Patients F4 and F5 had 8 and 10 supernumerary teeth, respectively. Previous studies have reported that in patients with CCD, the number of supernumerary teeth ranged from 0 to 21, and that these teeth were frequently found as maxillary incisors and mandibular premolars [37, 38]. Understanding the relationship between the mutations in RUNX2 and CCD-associated phenotypes, including the final height of patients or the number of supernumerary teeth, may enable the early initiation of effective treatments, such as therapy with recombinant human growth hormone at an appropriate stage.
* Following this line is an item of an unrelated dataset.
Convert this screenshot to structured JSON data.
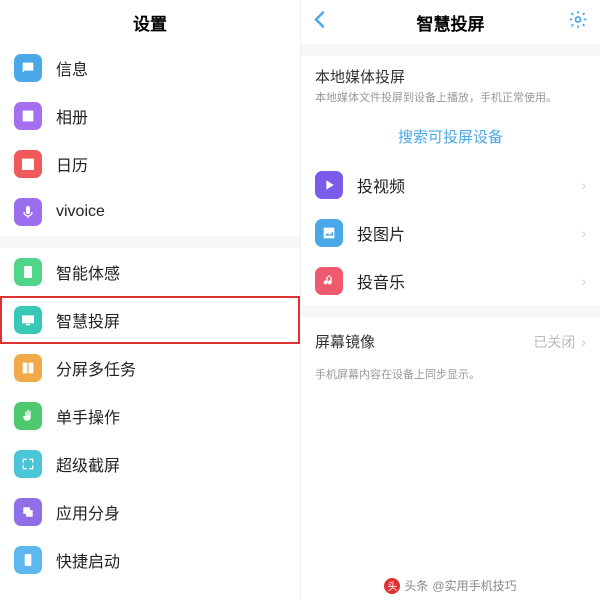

In previous study, we reported that the cartilage tissues derived from 3-dimentional cultured-CCD-hiPSCs, which established from DPC of CCD patient (RUNX2_R225Q), indicated lack of cartilaginous elements [22]. Furthermore, after 4 weeks inoculation of cartilage derived from CCD-hiPSCs in dorsal flank of SCID (CB17/Icr-Prkdcscid/CrlCrlj) mice, the cartilage exhibited delayed ossification compared from those of control (Supplementary Figure). These findings might suggest that the mutation of the RUNX2 in the CCD inhibits proliferation and differentiation of hypertrophic chondrocytes or osteoblast-lineage indicating that the CCD-hiPSCs model could mimic some part of CCD pathology. On the other hand, it has been reported that regenerative medicine using anti-uterine sensitization-associated gene-1, which exerts an antagonistic effect against RUNX2 during tooth development, could control the tooth number [39, 40]. Using CCD-iPSC-derived cell types, we will be able to identify specific roles for RUNX2 in chondrocyte development, reveal disease occurring, and identify new therapeutic targets that would complement strategies to modulate the signaling properties of the RUNX2.

In conclusion, we report a novel mutation, RUNX2_c.371C>G_p.S124W, in Japanese familial CCD. Based on the clinical evidence and preliminary data mining using online tools and software, RUNX2_c.371C>G_p.S124W is a ‘likely pathogenic’ mutation for CCD. Based on previous findings and those of the current study, analyses of RUNX2 mutations using CCD-derived iPS cell lines may contribute to the development of regenerative therapies for CCD.